トクサ(とくさ)は乾燥には耐えられる植物ですが、湿地性のため、極端な乾燥を嫌います。春~秋にかけての生長期は土の表面が乾いたらたっぷりと水を与えましょう。冬はあまり生長しないため、水やりは少なめで土の表面が乾いてから3日くらいたってから与えるようにしましょう。

肥料

トクサ(とくさ)は基本的に肥料は無くても良いのですが、与えた方が生長がはやくなります。
冬場の生長が緩慢になるときに肥料を与えてしまうと肥料焼けをする可能性があるので、春~秋の生長期に与えるようにしましょう。
肥料の種類は適切な濃度に希釈した液肥を10日に1回与えるか、緩効性の置き肥を与えてください。
有機肥料ではなく、化成肥料を使うことでコバエの発生を予防することができます。

病害虫

トクサ(とくさ)は特にかかりやすい病気やつきやすい虫はいません。冬場に霜に当ててしまうと枯れてしまうことがあるため、その点を注意しましょう。

トクサ(とくさ)の詳しい育て方

選び方

トクサ(とくさ)を買う時は必ず病害虫に注意してください。
ハダニやアブラムシ等が付着している株を買ってしまうと、後々トクサが弱ってしまったり、他の植物へ付着してしまう可能性があります。
茎が曲がっておらず、真っ直ぐ伸びているものを選びます。また茎は通常枝分かれをしませんが、先端が痛んでいると枝分かれすることがあります。

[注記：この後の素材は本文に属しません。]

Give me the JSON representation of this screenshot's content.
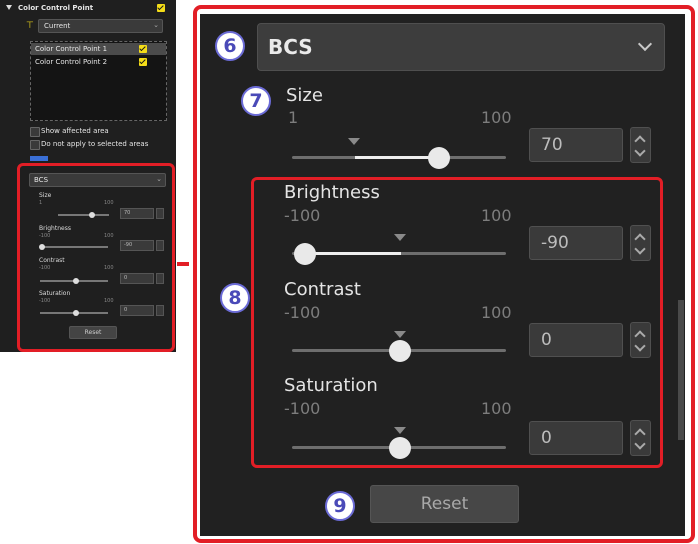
{
  "small_panel": {
    "section_title": "Color Control Point",
    "branch_select": "Current",
    "points": [
      {
        "label": "Color Control Point 1",
        "checked": true,
        "selected": true
      },
      {
        "label": "Color Control Point 2",
        "checked": true,
        "selected": false
      }
    ],
    "show_affected": "Show affected area",
    "do_not_apply": "Do not apply to selected areas",
    "mode": "BCS",
    "reset": "Reset",
    "sliders": [
      {
        "label": "Size",
        "min": "1",
        "max": "100",
        "value": "70",
        "level": 0.7
      },
      {
        "label": "Brightness",
        "min": "-100",
        "max": "100",
        "value": "-90",
        "level": 0.05
      },
      {
        "label": "Contrast",
        "min": "-100",
        "max": "100",
        "value": "0",
        "level": 0.5
      },
      {
        "label": "Saturation",
        "min": "-100",
        "max": "100",
        "value": "0",
        "level": 0.5
      }
    ]
  },
  "big_panel": {
    "mode": "BCS",
    "size": {
      "label": "Size",
      "min": "1",
      "max": "100",
      "value": "70",
      "level": 0.7
    },
    "brightness": {
      "label": "Brightness",
      "min": "-100",
      "max": "100",
      "value": "-90",
      "level": 0.05
    },
    "contrast": {
      "label": "Contrast",
      "min": "-100",
      "max": "100",
      "value": "0",
      "level": 0.5
    },
    "saturation": {
      "label": "Saturation",
      "min": "-100",
      "max": "100",
      "value": "0",
      "level": 0.5
    },
    "reset": "Reset"
  },
  "callouts": {
    "mode": "6",
    "size": "7",
    "bcs": "8",
    "reset": "9"
  },
  "colors": {
    "highlight": "#e21e26",
    "checkbox": "#f5dd18",
    "callout": "#4a4ab8"
  }
}
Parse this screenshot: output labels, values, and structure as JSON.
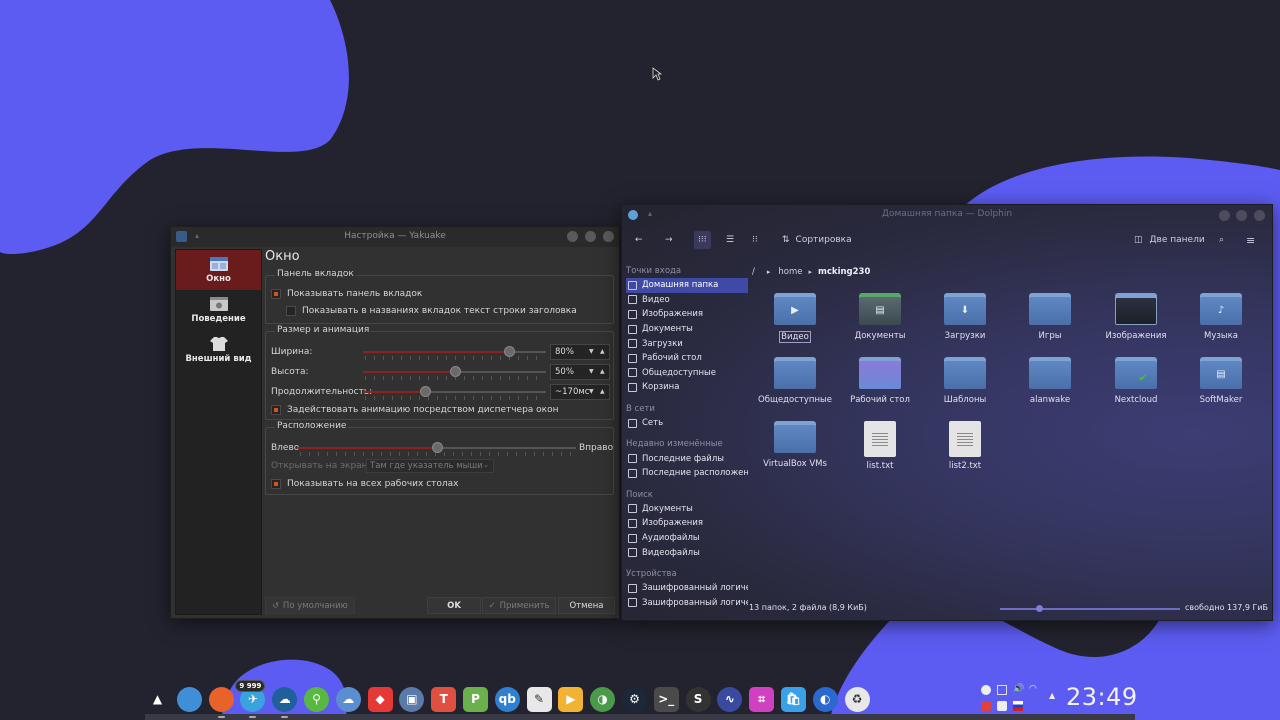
{
  "yakuake": {
    "title": "Настройка — Yakuake",
    "nav": [
      {
        "label": "Окно",
        "icon": "window-icon"
      },
      {
        "label": "Поведение",
        "icon": "behavior-icon"
      },
      {
        "label": "Внешний вид",
        "icon": "appearance-icon"
      }
    ],
    "page_title": "Окно",
    "tabs_group": {
      "title": "Панель вкладок",
      "show_tabbar": "Показывать панель вкладок",
      "show_title_in_tabs": "Показывать в названиях вкладок текст строки заголовка",
      "show_tabbar_checked": true,
      "show_title_in_tabs_checked": false
    },
    "size_group": {
      "title": "Размер и анимация",
      "width_label": "Ширина:",
      "width_value": "80%",
      "width_level": 0.8,
      "height_label": "Высота:",
      "height_value": "50%",
      "height_level": 0.5,
      "duration_label": "Продолжительность:",
      "duration_value": "~170мс",
      "duration_level": 0.34,
      "wm_animation": "Задействовать анимацию посредством диспетчера окон",
      "wm_animation_checked": true
    },
    "position_group": {
      "title": "Расположение",
      "left": "Влево",
      "right": "Вправо",
      "position_level": 0.5,
      "screen_label": "Открывать на экране:",
      "screen_value": "Там где указатель мыши",
      "all_desktops": "Показывать на всех рабочих столах",
      "all_desktops_checked": true
    },
    "buttons": {
      "defaults": "По умолчанию",
      "ok": "OK",
      "apply": "Применить",
      "cancel": "Отмена"
    }
  },
  "dolphin": {
    "title": "Домашняя папка — Dolphin",
    "toolbar": {
      "sort": "Сортировка",
      "split": "Две панели"
    },
    "places_sections": [
      {
        "title": "Точки входа",
        "items": [
          {
            "label": "Домашняя папка",
            "icon": "home-icon",
            "active": true
          },
          {
            "label": "Видео",
            "icon": "video-icon"
          },
          {
            "label": "Изображения",
            "icon": "image-icon"
          },
          {
            "label": "Документы",
            "icon": "document-icon"
          },
          {
            "label": "Загрузки",
            "icon": "download-icon"
          },
          {
            "label": "Рабочий стол",
            "icon": "desktop-icon"
          },
          {
            "label": "Общедоступные",
            "icon": "folder-icon"
          },
          {
            "label": "Корзина",
            "icon": "trash-icon"
          }
        ]
      },
      {
        "title": "В сети",
        "items": [
          {
            "label": "Сеть",
            "icon": "network-icon"
          }
        ]
      },
      {
        "title": "Недавно изменённые",
        "items": [
          {
            "label": "Последние файлы",
            "icon": "recent-files-icon"
          },
          {
            "label": "Последние расположени",
            "icon": "recent-places-icon"
          }
        ]
      },
      {
        "title": "Поиск",
        "items": [
          {
            "label": "Документы",
            "icon": "document-icon"
          },
          {
            "label": "Изображения",
            "icon": "image-icon"
          },
          {
            "label": "Аудиофайлы",
            "icon": "audio-icon"
          },
          {
            "label": "Видеофайлы",
            "icon": "video-icon"
          }
        ]
      },
      {
        "title": "Устройства",
        "items": [
          {
            "label": "Зашифрованный логиче",
            "icon": "drive-icon"
          },
          {
            "label": "Зашифрованный логиче",
            "icon": "drive-icon"
          }
        ]
      }
    ],
    "breadcrumb": {
      "sep": "/",
      "parts": [
        "home",
        "mcking230"
      ]
    },
    "files": [
      {
        "name": "Видео",
        "kind": "folder",
        "emblem": "▶",
        "selected": true
      },
      {
        "name": "Документы",
        "kind": "folder-custom",
        "emblem": "▤"
      },
      {
        "name": "Загрузки",
        "kind": "folder",
        "emblem": "⬇"
      },
      {
        "name": "Игры",
        "kind": "folder",
        "emblem": ""
      },
      {
        "name": "Изображения",
        "kind": "folder-dark",
        "emblem": ""
      },
      {
        "name": "Музыка",
        "kind": "folder",
        "emblem": "♪"
      },
      {
        "name": "Общедоступные",
        "kind": "folder",
        "emblem": ""
      },
      {
        "name": "Рабочий стол",
        "kind": "folder-desktop",
        "emblem": ""
      },
      {
        "name": "Шаблоны",
        "kind": "folder",
        "emblem": ""
      },
      {
        "name": "alanwake",
        "kind": "folder",
        "emblem": ""
      },
      {
        "name": "Nextcloud",
        "kind": "folder",
        "emblem": "✔"
      },
      {
        "name": "SoftMaker",
        "kind": "folder",
        "emblem": "▤"
      },
      {
        "name": "VirtualBox VMs",
        "kind": "folder",
        "emblem": ""
      },
      {
        "name": "list.txt",
        "kind": "text",
        "emblem": ""
      },
      {
        "name": "list2.txt",
        "kind": "text",
        "emblem": ""
      }
    ],
    "status": "13 папок, 2 файла (8,9 КиБ)",
    "free_space": "свободно 137,9 ГиБ"
  },
  "dock": {
    "items": [
      {
        "name": "app-launcher-icon",
        "glyph": "▲",
        "color": "#2b2b2b"
      },
      {
        "name": "files-icon",
        "glyph": "",
        "color": "#3f8fd8"
      },
      {
        "name": "firefox-icon",
        "glyph": "",
        "color": "#e8622a"
      },
      {
        "name": "telegram-icon",
        "glyph": "✈",
        "color": "#3aa2dc",
        "badge": "9 999"
      },
      {
        "name": "nextcloud-icon",
        "glyph": "☁",
        "color": "#1f5f9a"
      },
      {
        "name": "keepass-icon",
        "glyph": "⚲",
        "color": "#58b842"
      },
      {
        "name": "cloud-drive-icon",
        "glyph": "☁",
        "color": "#5a8ed0"
      },
      {
        "name": "anydesk-icon",
        "glyph": "◆",
        "color": "#e53935"
      },
      {
        "name": "remote-desktop-icon",
        "glyph": "▣",
        "color": "#5a7aa8"
      },
      {
        "name": "textmaker-icon",
        "glyph": "T",
        "color": "#e05040"
      },
      {
        "name": "presentations-icon",
        "glyph": "P",
        "color": "#6ab04c"
      },
      {
        "name": "qbittorrent-icon",
        "glyph": "qb",
        "color": "#2f80d0"
      },
      {
        "name": "krita-icon",
        "glyph": "✎",
        "color": "#e8e8e8"
      },
      {
        "name": "video-player-icon",
        "glyph": "▶",
        "color": "#f2b233"
      },
      {
        "name": "speedcrunch-icon",
        "glyph": "◑",
        "color": "#4a9a4a"
      },
      {
        "name": "steam-icon",
        "glyph": "⚙",
        "color": "#1c2838"
      },
      {
        "name": "terminal-icon",
        "glyph": ">_",
        "color": "#4a4a4a"
      },
      {
        "name": "skype-icon",
        "glyph": "S",
        "color": "#333333"
      },
      {
        "name": "system-monitor-icon",
        "glyph": "∿",
        "color": "#3a4aa0"
      },
      {
        "name": "screenshot-icon",
        "glyph": "⌗",
        "color": "#d040c0"
      },
      {
        "name": "store-icon",
        "glyph": "🛍",
        "color": "#3aa0e8"
      },
      {
        "name": "toggle-icon",
        "glyph": "◐",
        "color": "#2a6ad0"
      },
      {
        "name": "trash-dock-icon",
        "glyph": "♻",
        "color": "#e8e8e8"
      }
    ]
  },
  "clock": "23:49",
  "colors": {
    "wallpaper_blob": "#5c5cf2",
    "accent": "#d0561c",
    "selection": "#3f4aa6"
  }
}
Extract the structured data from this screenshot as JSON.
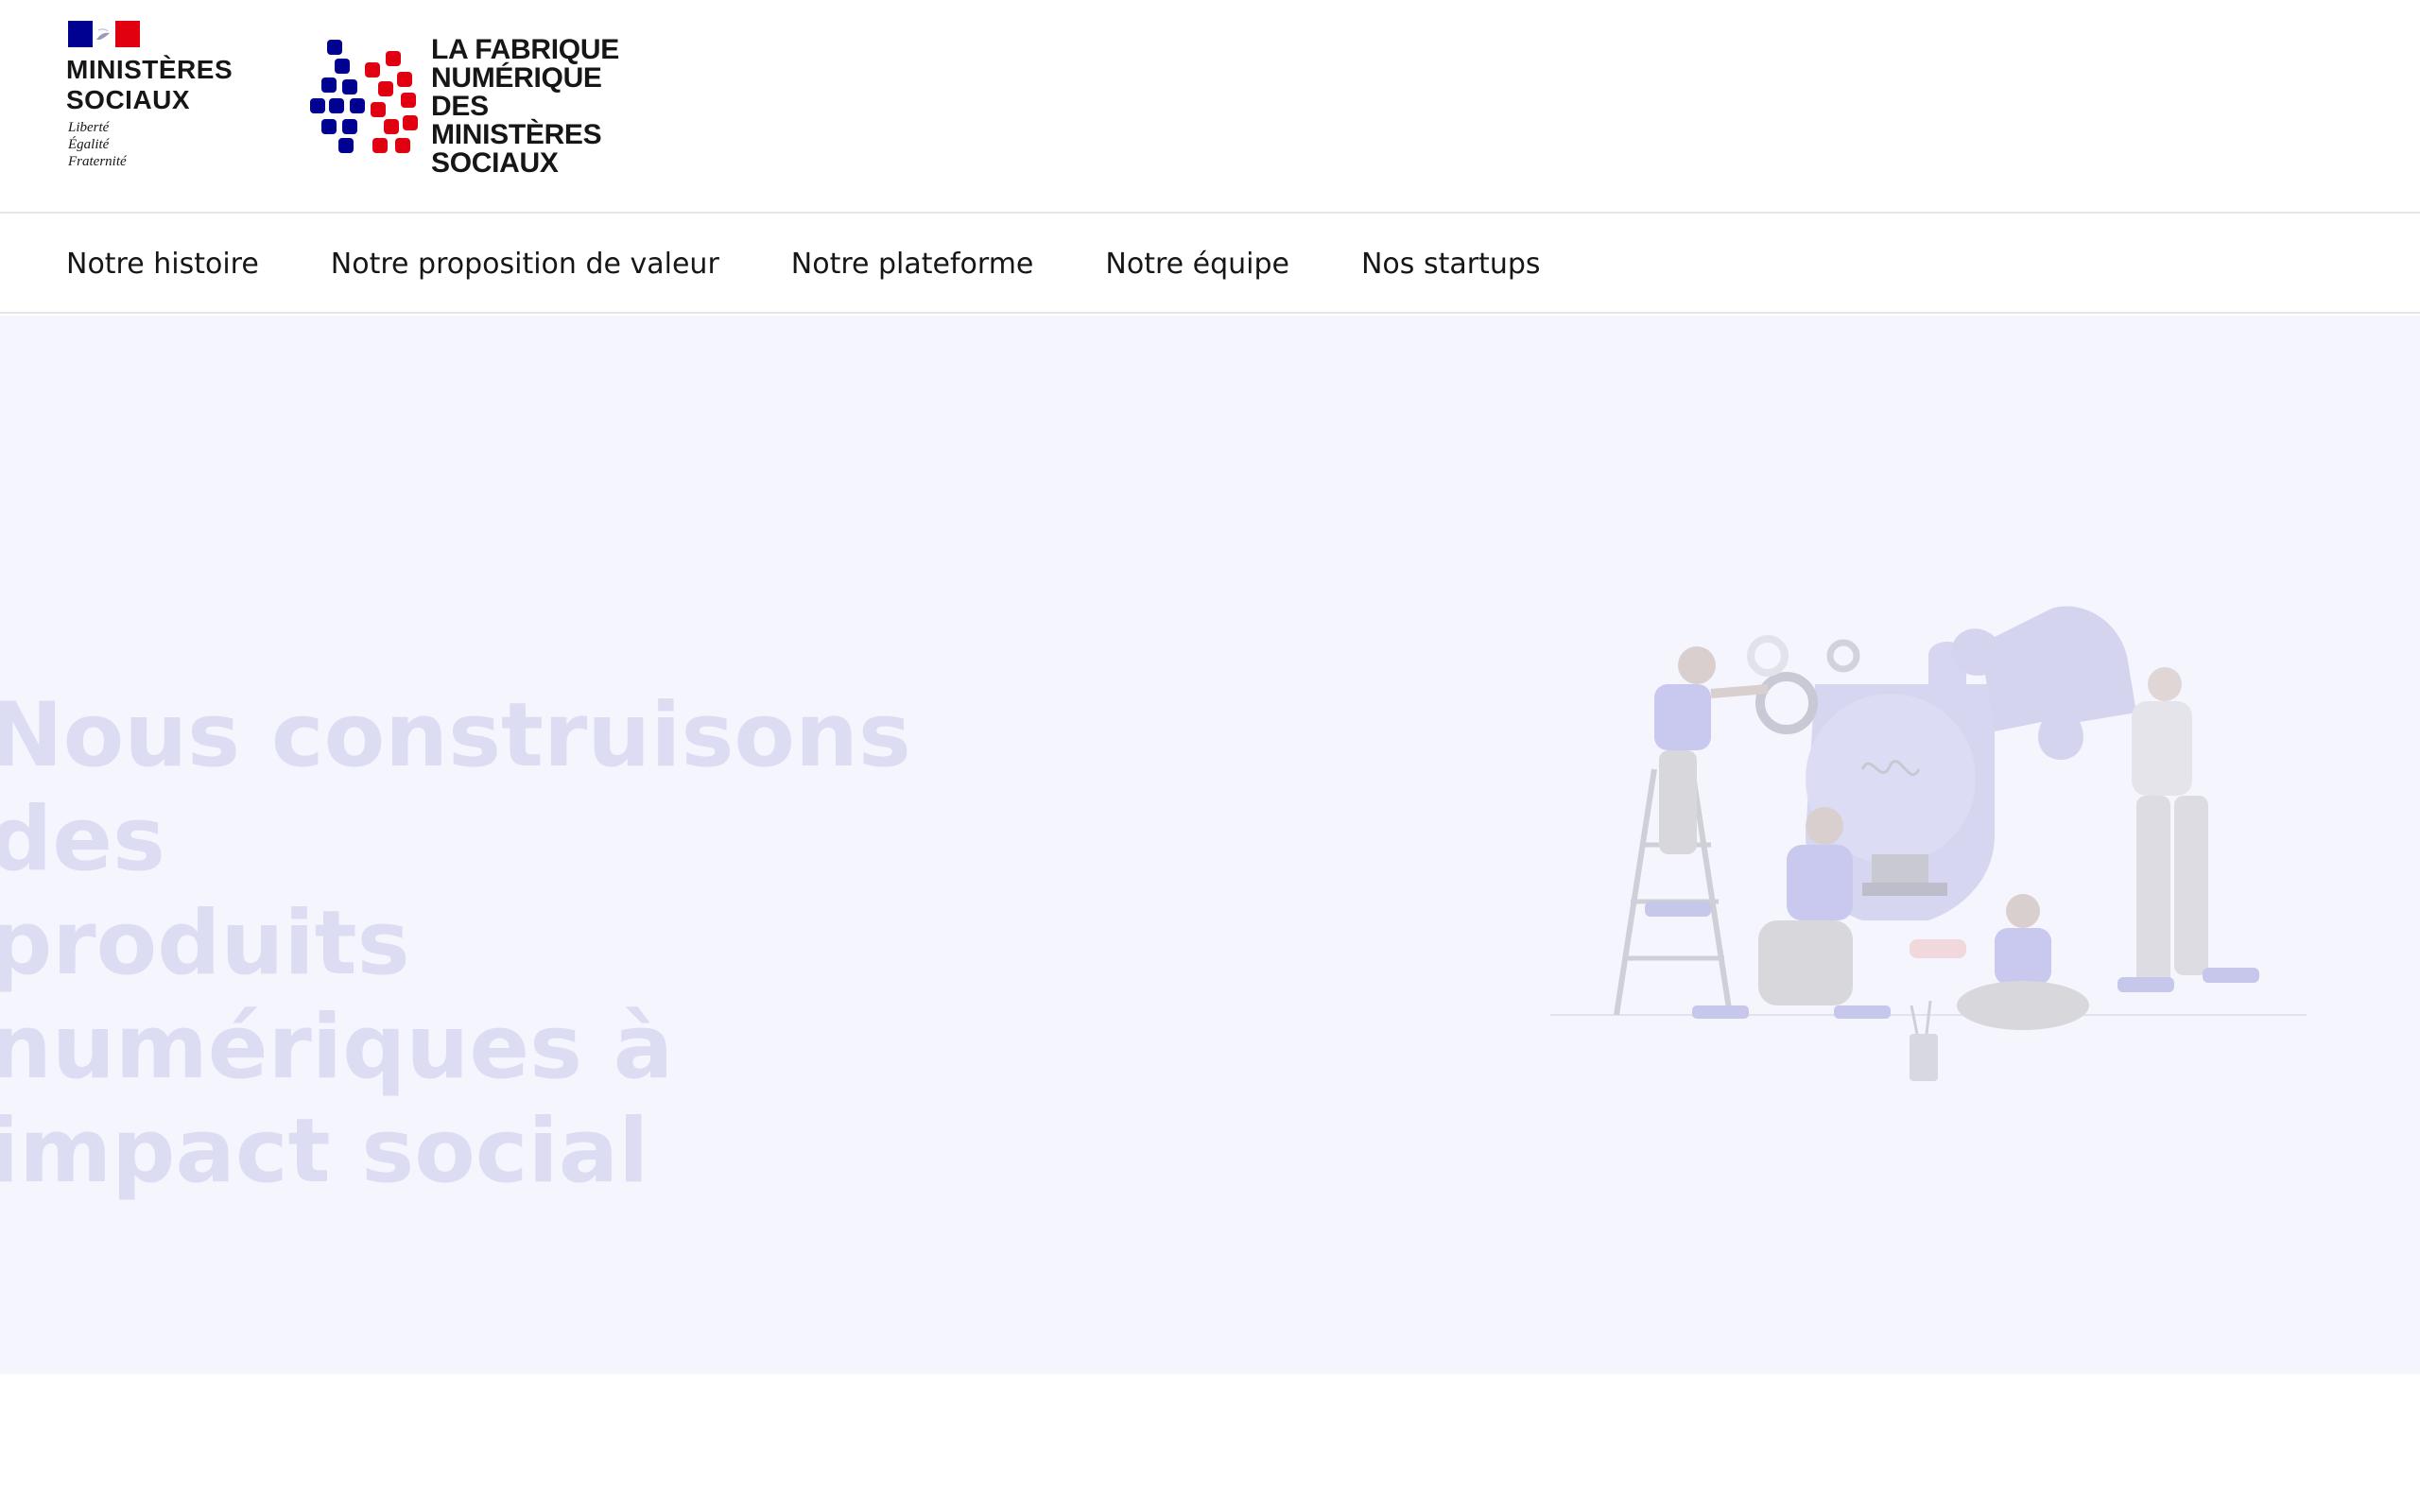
{
  "header": {
    "gov_logo": {
      "title": "MINISTÈRES\nSOCIAUX",
      "motto": "Liberté\nÉgalité\nFraternité",
      "colors": {
        "blue": "#000091",
        "red": "#e1000f"
      }
    },
    "fabrique_logo": {
      "title": "LA FABRIQUE\nNUMÉRIQUE\nDES MINISTÈRES\nSOCIAUX",
      "colors": {
        "blue": "#000091",
        "red": "#e1000f"
      }
    }
  },
  "nav": {
    "items": [
      {
        "label": "Notre histoire"
      },
      {
        "label": "Notre proposition de valeur"
      },
      {
        "label": "Notre plateforme"
      },
      {
        "label": "Notre équipe"
      },
      {
        "label": "Nos startups"
      }
    ]
  },
  "hero": {
    "title": "Nous construisons des\nproduits numériques à\nimpact social",
    "illustration": "team-building-puzzle-illustration",
    "colors": {
      "background": "#f5f5fe",
      "title": "#dcdcf2"
    }
  }
}
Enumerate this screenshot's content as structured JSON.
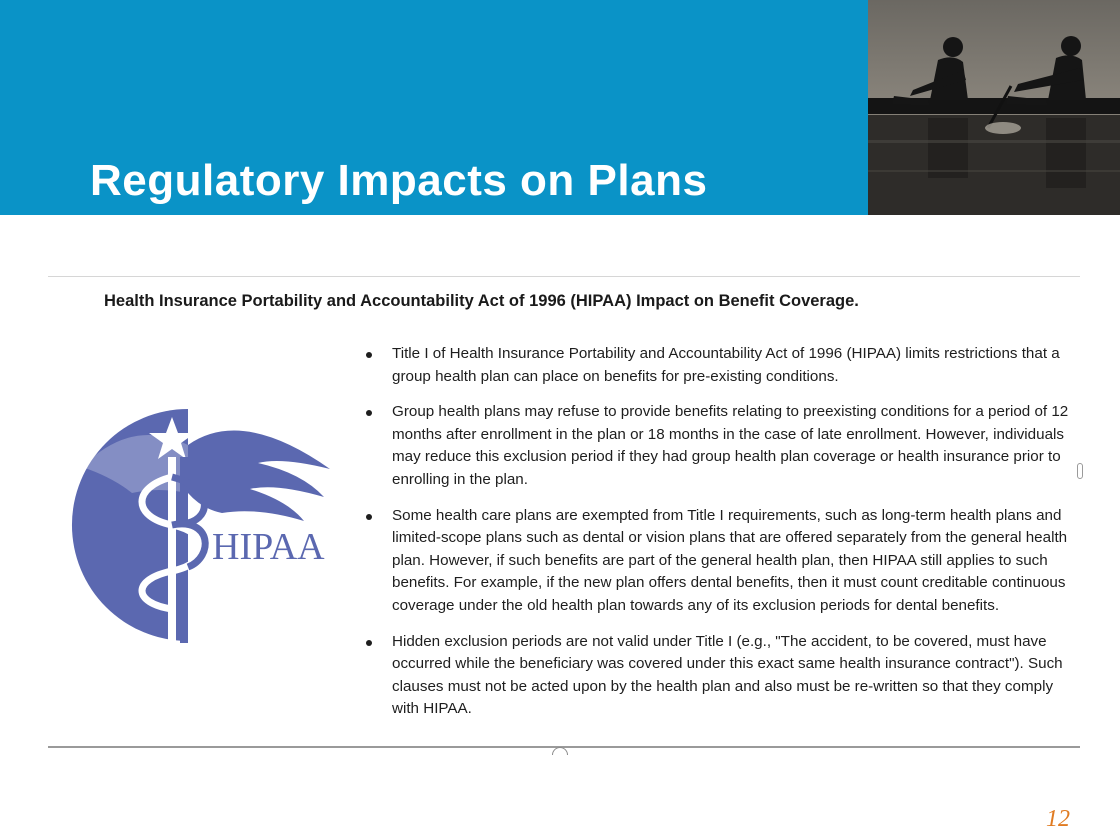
{
  "slide": {
    "title": "Regulatory Impacts on Plans",
    "page_number": "12",
    "accent_color": "#0a93c7",
    "page_number_color": "#e07b22"
  },
  "photo": {
    "icon": "rowers-photo"
  },
  "embedded_document": {
    "heading": "Health Insurance Portability and Accountability Act of 1996 (HIPAA) Impact on Benefit Coverage.",
    "logo": {
      "icon": "caduceus-logo",
      "text": "HIPAA",
      "color": "#5b68b0"
    },
    "bullets": [
      "Title I of Health Insurance Portability and Accountability Act of 1996 (HIPAA) limits restrictions that a group health plan can place on benefits for pre-existing conditions.",
      "Group health plans may refuse to provide benefits relating to preexisting conditions for a period of 12 months after enrollment in the plan or 18 months in the case of late enrollment. However, individuals may reduce this exclusion period if they had group health plan coverage or health insurance prior to enrolling in the plan.",
      "Some health care plans are exempted from Title I requirements, such as long-term health plans and limited-scope plans such as dental or vision plans that are offered separately from the general health plan. However, if such benefits are part of the general health plan, then HIPAA still applies to such benefits. For example, if the new plan offers dental benefits, then it must count creditable continuous coverage under the old health plan towards any of its exclusion periods for dental benefits.",
      "Hidden exclusion periods are not valid under Title I (e.g., \"The accident, to be covered, must have occurred while the beneficiary was covered under this exact same health insurance contract\"). Such clauses must not be acted upon by the health plan and also must be re-written so that they comply with HIPAA."
    ]
  }
}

そのため枝分かれしている茎がないか確認しましょう。

植え付け

トクサ(とくさ)は植え付けは4月~7月の暖かい時期に行うのがおすすめです。 7月以降に植え付けを行う場合は猛暑日は避けるようにします。

 

剪定・切り戻し

トクサ(とくさ)は特に剪定や切り戻しの必要ありません。

植え替え・鉢替え

トクサ(とくさ)は植え替えをしないでいると鉢が根でパンパンになってしまい根詰まりを起こしてしまいます。
そのため、環境にもよりますが1~2年に1度1回り大きい鉢に植え替えをする必要があります。
水はけの良い土を使って植え替え、鉢底にはしっかりと鉢底石を入れてください。
植え替え時期は4~7月頃が最適です。

トクサ(とくさ)の花は7~8月に綿棒の先のような、楕円をした茶色の花がつきます。

夏越し

トクサ(とくさ)は夏の直射日光と西日が苦手の為、直射日光が当たる場所で育てている場合は、寒冷紗などで日よけをすると良いでしょう。

冬越し

トクサ(とくさ)の冬越しは0℃以上で、凍らせなければ冬越しする事が出来ます。冬場はよく日の当たる場所で管理しましょう。

増やし方(株分け、挿し木、葉挿しなど)

トクサ(とくさ)は植え替えを兼ねて株分けで増やします。まず株を抜き出して、地上の茎を2、3本つけた状態で地下茎をナイフやハサミで切り分けます。植え替えの時期は春ごろがお勧めです。この他にも挿し木で増やすこともできます。トクサは切り花にしたものを水につけているだけで発根する、と言われるくらい挿し木しやすい植物です。挿し木の方法は、トクサの茎を切り取り、しばらく水につけた後、湿らせた土に挿し、日の当たらない場所で発根するまで管理しましょう。